Plagues Of Babylon: tutte le edizioni

“Plagues Of Babylon”: tutte le edizioni

Un altro degli highlight è sicuramente Cthulhu, canzone più elaborata, nel pieno stile della band, con la parte iniziale lenta e arpeggiata per poi esplodere in territori decisamente heavy. Il coro si rivela nuovamente epico ma con una forte melodia di base in contrasto coi momenti più metallici. Da sottolineare anche la buona performance del cantante Stu Black, ormai alla terza pubblicazione con la band (se includiamo anche il “Live In Ancient Kourion”): non avrà l’estensione vocale di Matthew Barlow o gli ‘acuti’ di Ripper Owen, ma nei toni medi e bassi offre davvero una grandissima prova, ricca di interpretazione e pathos, ricordando appunto il dimissionario Barlow.

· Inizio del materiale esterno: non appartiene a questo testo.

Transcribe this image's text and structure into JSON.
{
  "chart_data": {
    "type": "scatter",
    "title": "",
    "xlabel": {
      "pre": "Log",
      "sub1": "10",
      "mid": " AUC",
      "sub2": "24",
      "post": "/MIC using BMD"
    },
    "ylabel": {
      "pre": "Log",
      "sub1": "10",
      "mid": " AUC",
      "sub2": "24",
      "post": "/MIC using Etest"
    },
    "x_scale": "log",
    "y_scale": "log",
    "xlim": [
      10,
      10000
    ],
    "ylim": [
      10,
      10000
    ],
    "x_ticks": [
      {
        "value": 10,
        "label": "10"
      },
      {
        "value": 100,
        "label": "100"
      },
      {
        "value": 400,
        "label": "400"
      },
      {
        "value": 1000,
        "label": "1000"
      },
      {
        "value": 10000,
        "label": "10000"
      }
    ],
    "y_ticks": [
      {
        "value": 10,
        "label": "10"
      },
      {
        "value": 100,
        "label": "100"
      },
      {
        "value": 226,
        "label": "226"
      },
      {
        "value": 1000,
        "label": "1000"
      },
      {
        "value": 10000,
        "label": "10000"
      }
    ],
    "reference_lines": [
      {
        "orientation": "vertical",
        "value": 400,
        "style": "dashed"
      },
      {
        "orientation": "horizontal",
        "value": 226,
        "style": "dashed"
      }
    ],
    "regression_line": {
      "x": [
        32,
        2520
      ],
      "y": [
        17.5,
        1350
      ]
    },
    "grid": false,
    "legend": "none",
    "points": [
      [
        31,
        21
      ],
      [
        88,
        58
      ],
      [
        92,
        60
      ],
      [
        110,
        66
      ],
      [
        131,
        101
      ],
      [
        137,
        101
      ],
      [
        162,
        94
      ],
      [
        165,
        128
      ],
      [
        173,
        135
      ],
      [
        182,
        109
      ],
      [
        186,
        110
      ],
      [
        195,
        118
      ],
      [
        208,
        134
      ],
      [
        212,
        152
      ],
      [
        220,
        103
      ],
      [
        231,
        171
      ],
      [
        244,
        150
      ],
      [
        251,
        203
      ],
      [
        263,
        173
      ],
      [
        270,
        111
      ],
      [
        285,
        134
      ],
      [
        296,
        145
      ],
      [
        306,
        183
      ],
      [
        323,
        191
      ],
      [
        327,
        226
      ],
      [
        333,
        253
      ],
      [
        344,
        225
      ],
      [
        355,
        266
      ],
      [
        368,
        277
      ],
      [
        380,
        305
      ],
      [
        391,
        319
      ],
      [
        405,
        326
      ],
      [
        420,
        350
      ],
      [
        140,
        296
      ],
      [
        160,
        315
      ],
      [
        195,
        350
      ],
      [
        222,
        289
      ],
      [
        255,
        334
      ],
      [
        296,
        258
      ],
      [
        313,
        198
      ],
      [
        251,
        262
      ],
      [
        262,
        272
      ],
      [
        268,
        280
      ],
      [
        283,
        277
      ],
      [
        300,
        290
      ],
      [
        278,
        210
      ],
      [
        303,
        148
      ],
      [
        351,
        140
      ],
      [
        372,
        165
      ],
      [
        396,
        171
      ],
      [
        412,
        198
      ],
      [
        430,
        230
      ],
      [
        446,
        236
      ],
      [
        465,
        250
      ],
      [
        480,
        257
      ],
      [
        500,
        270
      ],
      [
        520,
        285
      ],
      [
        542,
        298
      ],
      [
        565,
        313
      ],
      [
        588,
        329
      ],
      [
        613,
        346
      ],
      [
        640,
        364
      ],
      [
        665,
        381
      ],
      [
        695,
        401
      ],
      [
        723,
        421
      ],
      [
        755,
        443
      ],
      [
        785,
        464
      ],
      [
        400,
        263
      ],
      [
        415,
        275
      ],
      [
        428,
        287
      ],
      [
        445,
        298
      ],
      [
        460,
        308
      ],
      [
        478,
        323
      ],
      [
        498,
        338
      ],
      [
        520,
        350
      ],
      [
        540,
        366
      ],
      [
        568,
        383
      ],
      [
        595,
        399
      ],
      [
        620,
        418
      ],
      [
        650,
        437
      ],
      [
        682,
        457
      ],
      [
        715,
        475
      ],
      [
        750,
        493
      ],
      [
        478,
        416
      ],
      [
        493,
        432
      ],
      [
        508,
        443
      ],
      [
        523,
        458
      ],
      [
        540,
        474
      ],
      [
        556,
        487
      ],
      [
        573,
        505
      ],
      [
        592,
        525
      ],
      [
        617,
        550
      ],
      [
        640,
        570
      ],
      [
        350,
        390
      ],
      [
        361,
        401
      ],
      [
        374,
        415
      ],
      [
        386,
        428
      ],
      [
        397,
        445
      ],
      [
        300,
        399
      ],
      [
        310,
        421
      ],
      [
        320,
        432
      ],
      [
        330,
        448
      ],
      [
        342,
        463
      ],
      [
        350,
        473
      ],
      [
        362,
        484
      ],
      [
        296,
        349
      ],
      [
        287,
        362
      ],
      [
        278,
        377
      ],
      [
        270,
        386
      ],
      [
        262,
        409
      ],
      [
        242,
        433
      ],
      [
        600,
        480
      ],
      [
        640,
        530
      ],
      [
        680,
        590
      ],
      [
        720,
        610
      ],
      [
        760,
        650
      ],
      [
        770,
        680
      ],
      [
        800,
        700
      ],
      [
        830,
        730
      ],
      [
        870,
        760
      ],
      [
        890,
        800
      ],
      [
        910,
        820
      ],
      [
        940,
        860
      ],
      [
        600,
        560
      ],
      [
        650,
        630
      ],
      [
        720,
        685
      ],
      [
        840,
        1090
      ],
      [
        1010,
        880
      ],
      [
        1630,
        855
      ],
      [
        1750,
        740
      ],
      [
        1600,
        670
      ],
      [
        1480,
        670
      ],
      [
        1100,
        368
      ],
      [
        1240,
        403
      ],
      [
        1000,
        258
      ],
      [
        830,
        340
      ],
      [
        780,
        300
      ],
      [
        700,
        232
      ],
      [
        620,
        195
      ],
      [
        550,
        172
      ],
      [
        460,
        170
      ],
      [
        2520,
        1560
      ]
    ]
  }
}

Potrei continuare citando la power-ballad If I Could See You, in cui nuovamente eccelle Block, o il classico lento Spirit Of The Times (cover dei Sons Of Liberty, progetto solista di Schaffer), ma la verità è che in “Plagues Of Babylon” non ci sono filler, tutti i brani funzionano e sono caratterizzati a dovere. L’unico neo, a voler essere pignoli, è la proposizione della cover del classico country Highwayman: per carità, niente di sbagliato, ma del tutto estranea all’atmosfera del disco. Poco male, davvero.
Gli Iced Earth, pur senza strafare, confezionano un album decisamente valido e a tratti esaltante, assolutamente consigliato ai fans del gruppo e a chi ama un robusto heavy metal impreziosito da cavalcate epiche e dalla giusta componente melodica.